Die Krone hebt den Start der Faymann-Dichand-Zusammenarbeit am 26. Jänner 2007 auf die Titelseite. Im Zwei-Wochen-Takt erscheinen doppelseitige Anzeigen, die als „Reportage“ ausgewiesen und nicht als Werbung gekennzeichnet sind. Krone-Mann Michael Pommer greift in die Tasten; jener Journalist, der nur rund zwei Jahre zuvor beim Wohnmagazin Die Stadt ein „Stadt-Reporter“ war und etwa über Werner Faymann und das „Abenteuer Spielplatz“ geschrieben hatte – Berichte, die ähnlich wie bei der ÖBB-Serie Schleichwerbung sind. So schließt sich der Kreis im Netz der Gratiszeitung.

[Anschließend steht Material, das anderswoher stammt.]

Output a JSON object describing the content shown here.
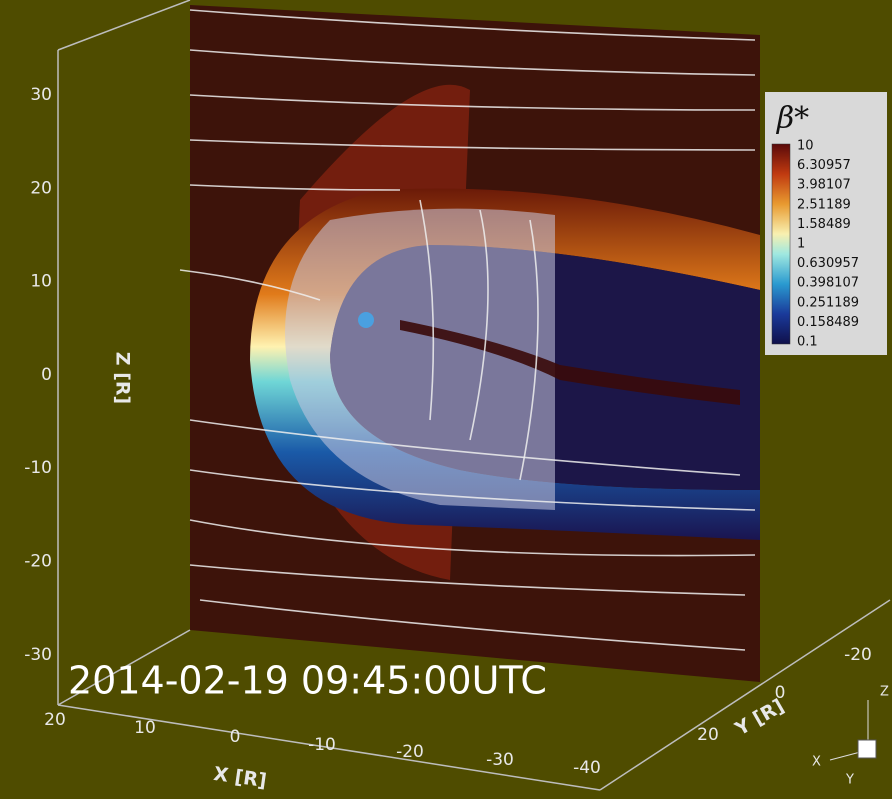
{
  "figure": {
    "timestamp": "2014-02-19 09:45:00UTC",
    "z_axis": {
      "label": "Z [R]",
      "ticks": [
        "30",
        "20",
        "10",
        "0",
        "-10",
        "-20",
        "-30"
      ]
    },
    "x_axis": {
      "label": "X [R]",
      "ticks": [
        "20",
        "10",
        "0",
        "-10",
        "-20",
        "-30",
        "-40"
      ]
    },
    "y_axis": {
      "label": "Y [R]",
      "ticks": [
        "-20",
        "0",
        "20"
      ]
    },
    "colorbar": {
      "title": "β*",
      "levels": [
        "10",
        "6.30957",
        "3.98107",
        "2.51189",
        "1.58489",
        "1",
        "0.630957",
        "0.398107",
        "0.251189",
        "0.158489",
        "0.1"
      ]
    },
    "triad": {
      "x": "X",
      "y": "Y",
      "z": "Z"
    }
  }
}
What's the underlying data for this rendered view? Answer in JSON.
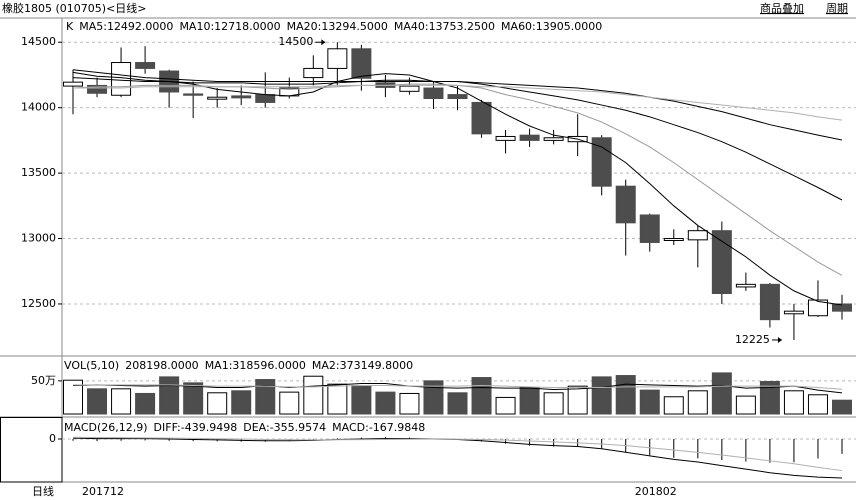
{
  "header": {
    "title": "橡胶1805 (010705)<日线>",
    "buttons": [
      "商品叠加",
      "周期"
    ]
  },
  "footer": {
    "period": "日线"
  },
  "chart_data": [
    {
      "type": "candlestick",
      "title": "K",
      "categories": [
        null,
        "201712",
        null,
        null,
        null,
        null,
        null,
        null,
        null,
        null,
        null,
        null,
        null,
        null,
        null,
        null,
        null,
        null,
        null,
        null,
        null,
        null,
        null,
        null,
        "201802",
        null,
        null,
        null,
        null,
        null,
        null,
        null,
        null
      ],
      "open": [
        14165,
        14170,
        14095,
        14345,
        14280,
        14105,
        14065,
        14090,
        14100,
        14090,
        14230,
        14300,
        14450,
        14190,
        14125,
        14150,
        14100,
        14040,
        13750,
        13790,
        13750,
        13740,
        13770,
        13400,
        13180,
        12985,
        12990,
        13060,
        12630,
        12650,
        12425,
        12410,
        12500
      ],
      "high": [
        14290,
        14230,
        14460,
        14470,
        14290,
        14200,
        14150,
        14170,
        14270,
        14230,
        14400,
        14500,
        14480,
        14250,
        14230,
        14200,
        14170,
        14060,
        13830,
        13840,
        13830,
        13950,
        13790,
        13450,
        13190,
        13070,
        13100,
        13130,
        12740,
        12660,
        12500,
        12680,
        12570
      ],
      "low": [
        13950,
        14080,
        14080,
        14260,
        14000,
        13920,
        14000,
        14020,
        14000,
        14070,
        14170,
        14170,
        14130,
        14080,
        14100,
        13990,
        13980,
        13770,
        13650,
        13700,
        13720,
        13630,
        13330,
        12870,
        12900,
        12950,
        12780,
        12500,
        12600,
        12320,
        12225,
        12400,
        12380
      ],
      "close": [
        14195,
        14110,
        14345,
        14300,
        14120,
        14095,
        14080,
        14075,
        14040,
        14150,
        14300,
        14450,
        14225,
        14155,
        14165,
        14070,
        14070,
        13800,
        13780,
        13750,
        13770,
        13780,
        13400,
        13120,
        12970,
        13000,
        13060,
        12580,
        12650,
        12380,
        12445,
        12530,
        12445
      ],
      "up_color": "#ffffff",
      "down_color": "#4d4d4d",
      "ylim": [
        12110,
        14670
      ],
      "yticks": [
        12500,
        13000,
        13500,
        14000,
        14500
      ],
      "grid": true,
      "series": [
        {
          "name": "MA5:12492.0000",
          "color": "#000000",
          "values": [
            14270,
            14240,
            14230,
            14210,
            14200,
            14180,
            14140,
            14120,
            14100,
            14090,
            14120,
            14200,
            14240,
            14260,
            14250,
            14200,
            14150,
            14050,
            13950,
            13860,
            13790,
            13760,
            13700,
            13580,
            13420,
            13250,
            13100,
            12980,
            12860,
            12720,
            12600,
            12520,
            12492
          ]
        },
        {
          "name": "MA10:12718.0000",
          "color": "#999999",
          "values": [
            14150,
            14160,
            14160,
            14170,
            14170,
            14170,
            14160,
            14160,
            14150,
            14140,
            14150,
            14160,
            14170,
            14170,
            14180,
            14180,
            14170,
            14150,
            14100,
            14060,
            14010,
            13960,
            13890,
            13800,
            13700,
            13580,
            13450,
            13320,
            13190,
            13060,
            12940,
            12820,
            12718
          ]
        },
        {
          "name": "MA20:13294.5000",
          "color": "#000000",
          "values": [
            14230,
            14220,
            14210,
            14200,
            14200,
            14190,
            14190,
            14190,
            14180,
            14180,
            14180,
            14190,
            14200,
            14210,
            14210,
            14200,
            14200,
            14180,
            14150,
            14120,
            14090,
            14060,
            14020,
            13980,
            13930,
            13870,
            13810,
            13740,
            13660,
            13570,
            13480,
            13390,
            13294.5
          ]
        },
        {
          "name": "MA40:13753.2500",
          "color": "#000000",
          "values": [
            14290,
            14270,
            14250,
            14230,
            14220,
            14210,
            14200,
            14200,
            14200,
            14200,
            14200,
            14200,
            14200,
            14200,
            14200,
            14200,
            14200,
            14190,
            14180,
            14170,
            14160,
            14150,
            14130,
            14110,
            14080,
            14050,
            14010,
            13970,
            13920,
            13870,
            13830,
            13790,
            13753.25
          ]
        },
        {
          "name": "MA60:13905.0000",
          "color": "#b0b0b0",
          "values": [
            14150,
            14150,
            14150,
            14160,
            14160,
            14160,
            14160,
            14160,
            14160,
            14160,
            14160,
            14170,
            14170,
            14170,
            14170,
            14170,
            14170,
            14160,
            14160,
            14150,
            14140,
            14130,
            14120,
            14100,
            14080,
            14060,
            14040,
            14020,
            14000,
            13980,
            13960,
            13930,
            13905
          ]
        }
      ],
      "annotations": [
        {
          "text": "14500",
          "value": 14500
        },
        {
          "text": "12225",
          "value": 12225
        }
      ]
    },
    {
      "type": "bar",
      "title": "VOL(5,10)",
      "subtitle": "208198.0000",
      "values": [
        510000,
        380000,
        380000,
        310000,
        560000,
        470000,
        320000,
        350000,
        520000,
        330000,
        570000,
        450000,
        430000,
        330000,
        310000,
        500000,
        320000,
        550000,
        250000,
        400000,
        320000,
        420000,
        560000,
        580000,
        360000,
        260000,
        350000,
        620000,
        270000,
        490000,
        350000,
        290000,
        208198
      ],
      "ylim": [
        0,
        860000
      ],
      "yticks": [
        {
          "value": 500000,
          "label": "50万"
        }
      ],
      "grid": true,
      "series": [
        {
          "name": "MA1:318596.0000",
          "color": "#000000",
          "values": [
            430000,
            440000,
            430000,
            420000,
            430000,
            420000,
            400000,
            400000,
            430000,
            400000,
            420000,
            440000,
            460000,
            460000,
            420000,
            400000,
            390000,
            400000,
            390000,
            390000,
            370000,
            380000,
            400000,
            450000,
            440000,
            430000,
            420000,
            430000,
            390000,
            400000,
            420000,
            360000,
            318596
          ]
        },
        {
          "name": "MA2:373149.8000",
          "color": "#b0b0b0",
          "values": [
            440000,
            440000,
            440000,
            440000,
            440000,
            430000,
            420000,
            420000,
            420000,
            410000,
            410000,
            420000,
            430000,
            430000,
            420000,
            420000,
            420000,
            430000,
            420000,
            410000,
            400000,
            400000,
            400000,
            410000,
            410000,
            410000,
            410000,
            420000,
            420000,
            420000,
            420000,
            400000,
            373149.8
          ]
        }
      ]
    },
    {
      "type": "macd",
      "title": "MACD(26,12,9)",
      "ylim": [
        -485,
        237
      ],
      "yticks": [
        0
      ],
      "grid": true,
      "series": [
        {
          "name": "DIFF:-439.9498",
          "color": "#000000",
          "values": [
            10,
            5,
            5,
            5,
            0,
            -5,
            -10,
            -15,
            -20,
            -20,
            -15,
            -5,
            0,
            5,
            5,
            0,
            -5,
            -20,
            -40,
            -60,
            -75,
            -85,
            -110,
            -150,
            -190,
            -230,
            -260,
            -300,
            -340,
            -380,
            -410,
            -430,
            -439.9498
          ]
        },
        {
          "name": "DEA:-355.9574",
          "color": "#b0b0b0",
          "values": [
            20,
            17,
            15,
            13,
            10,
            7,
            3,
            0,
            -5,
            -8,
            -10,
            -9,
            -7,
            -5,
            -3,
            -2,
            -3,
            -6,
            -13,
            -22,
            -33,
            -43,
            -57,
            -75,
            -98,
            -124,
            -151,
            -181,
            -213,
            -246,
            -279,
            -320,
            -355.9574
          ]
        }
      ],
      "histogram": {
        "name": "MACD:-167.9848",
        "color": "#000000",
        "values": [
          -20,
          -24,
          -20,
          -16,
          -20,
          -24,
          -26,
          -30,
          -30,
          -24,
          -10,
          8,
          14,
          20,
          16,
          4,
          -4,
          -28,
          -54,
          -76,
          -84,
          -84,
          -106,
          -150,
          -184,
          -212,
          -218,
          -238,
          -254,
          -268,
          -262,
          -220,
          -167.9848
        ]
      }
    }
  ]
}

Vor seinem Wechsel in die Bundespolitik hatte Werner Faymann als Wiener Wohnbaustadtrat jahrelang ein Wohnmagazin, das er initiiert hatte; das voll mit wohlwollenden Berichten über ihn war und an rund 300.000 Haushalte in der Hauptstadt frei Haus geliefert wurde. Wie DOSSIER-Recherchen zeigen, waren zwischen Februar 2004 und September 2005 rund eineinhalb Millionen Euro aus Firmen, für die der Stadtrat verantwortlich zeichnete, in das Magazin geflossen. Einen erheblichen Teil davon hatte seine rechte Hand, Josef Ostermayer, beschafft.
Profitiert vom Erfolg des Magazins hatte auch Eva Dichand, die Schwiegertochter des 2010 verstorbenen Gründers der Kronen Zeitung Hans Dichand; Faymanns rotarische Freundin, die damals 14 Monate lang gleichzeitig die Geschäftsführerin des Wohnmagazins und der Gratiszeitung Heute war. Aber damals war alles anders, im Jahr 2004, dem Jahr der Zeitung. Fast alles. Eine Konstante bleibt: Damals wie heute bleiben Fragen offen und die politische Verantwortung ungeklärt.